I’m still very much a novice, and continue using codium in office, but I am committed to using neovim as I believe it’s truly a great editor(second to Emacs, of course).
image transcription:
famous still of Nicholas cage with his eyes closed, smiling as his hair flow.
above it is the text that reads, ‘learning about ci" in vim.’
Wait til he learns about doom emacs which is emacs + vim keybinds (and a lot of other QOL features)
Emacs is a great OS with a bad editor
Vim is a great editor with a bad OS
Vim is a great editor without an OS*
Jesus Christ. you’re telling me this now?

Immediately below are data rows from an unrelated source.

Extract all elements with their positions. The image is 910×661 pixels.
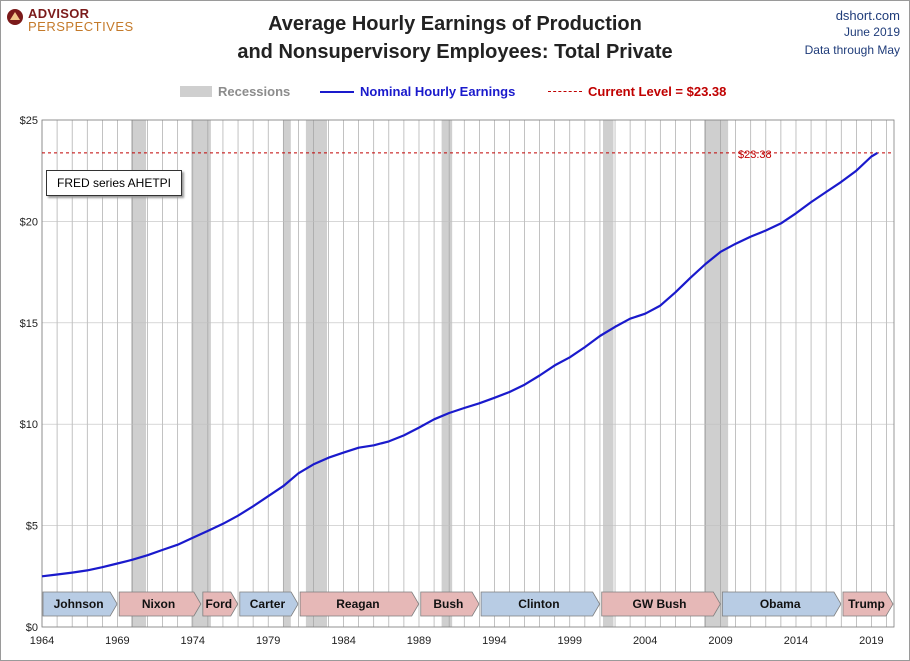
legend-label-nominal: Nominal Hourly Earnings <box>360 84 516 99</box>
y-tick-label: $10 <box>20 419 38 431</box>
president-label: GW Bush <box>633 597 687 611</box>
president-label: Reagan <box>336 597 379 611</box>
x-tick-label: 1964 <box>30 635 54 647</box>
president-label: Obama <box>760 597 801 611</box>
president-arrow <box>202 591 239 617</box>
x-tick-label: 1989 <box>407 635 431 647</box>
nominal-earnings-line <box>41 151 878 578</box>
legend-item-current: Current Level = $23.38 <box>548 84 726 99</box>
current-line-swatch <box>548 91 582 92</box>
x-tick-label: 1999 <box>558 635 582 647</box>
y-tick-label: $20 <box>20 216 38 228</box>
recession-band <box>703 120 729 627</box>
date-label: June 2019 <box>843 25 900 39</box>
legend-item-recessions: Recessions <box>180 84 290 99</box>
y-tick-label: $15 <box>20 318 38 330</box>
president-label: Trump <box>848 597 885 611</box>
president-label: Carter <box>250 597 286 611</box>
president-arrow <box>42 591 118 617</box>
president-label: Bush <box>433 597 463 611</box>
plot-area <box>42 120 894 627</box>
legend-label-recessions: Recessions <box>218 84 291 99</box>
president-arrow <box>721 591 842 617</box>
president-label: Clinton <box>518 597 559 611</box>
y-tick-label: $5 <box>26 521 38 533</box>
president-arrow <box>420 591 480 617</box>
logo-text-bottom: PERSPECTIVES <box>28 19 134 34</box>
plot-border <box>41 119 895 628</box>
current-level-label: $23.38 <box>738 149 772 161</box>
chart-title-line2: and Nonsupervisory Employees: Total Priv… <box>237 41 673 63</box>
y-tick-label: $0 <box>26 622 38 634</box>
source-label: dshort.com <box>835 8 900 23</box>
recession-band <box>191 120 211 627</box>
president-label: Nixon <box>142 597 175 611</box>
advisor-perspectives-logo: ADVISOR PERSPECTIVES <box>6 6 136 38</box>
x-tick-label: 2019 <box>859 635 883 647</box>
logo-mark-icon <box>7 9 23 25</box>
recession-band <box>283 120 291 627</box>
recession-band <box>130 120 147 627</box>
x-tick-label: 1979 <box>256 635 280 647</box>
president-label: Johnson <box>54 597 104 611</box>
fred-series-label: FRED series AHETPI <box>46 170 182 196</box>
chart-title-line1: Average Hourly Earnings of Production <box>268 13 642 35</box>
x-tick-label: 1974 <box>181 635 205 647</box>
recession-band <box>441 120 453 627</box>
data-through-label: Data through May <box>804 43 900 57</box>
x-tick-label: 2009 <box>708 635 732 647</box>
president-arrow <box>601 591 721 617</box>
x-tick-label: 1994 <box>482 635 506 647</box>
president-arrow <box>842 591 894 617</box>
y-tick-label: $25 <box>20 115 38 127</box>
president-arrow <box>480 591 601 617</box>
recession-band <box>602 120 614 627</box>
recession-band <box>305 120 328 627</box>
x-tick-label: 1969 <box>105 635 129 647</box>
logo-text-top: ADVISOR <box>28 6 90 21</box>
nominal-line-swatch <box>320 90 354 93</box>
x-tick-label: 1984 <box>331 635 355 647</box>
president-label: Ford <box>205 597 232 611</box>
president-arrow <box>118 591 202 617</box>
president-arrow <box>299 591 420 617</box>
president-arrow <box>239 591 299 617</box>
legend-label-current: Current Level = $23.38 <box>588 84 727 99</box>
recession-swatch <box>180 86 212 97</box>
x-tick-label: 2004 <box>633 635 657 647</box>
x-tick-label: 2014 <box>784 635 808 647</box>
legend-item-nominal: Nominal Hourly Earnings <box>320 84 515 99</box>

I had heard about doom emacs, but never bothered to really look into it.
there goes my weekend.
Doom is EVIL! https://github.com/emacs-evil/evil
Well, Doom has Evil, evil collection, etc enabled by default. But that’s less quippy.
DistroTube is a great source for Doom-related knowledge (as long as you ignore his “old man yells at cloud” videos).
Lol, haven’t heard that name in a long time.
I watched him for a while and even kinda liked some of his “old man yells art cloud” videos, but he lost me around the time of his “explaining Linux to newbies” video.
thanks to your comment, I looked up a couple of his videos. Emacs(especially org mode) sounds very interesting. I’ll be investing more time in it.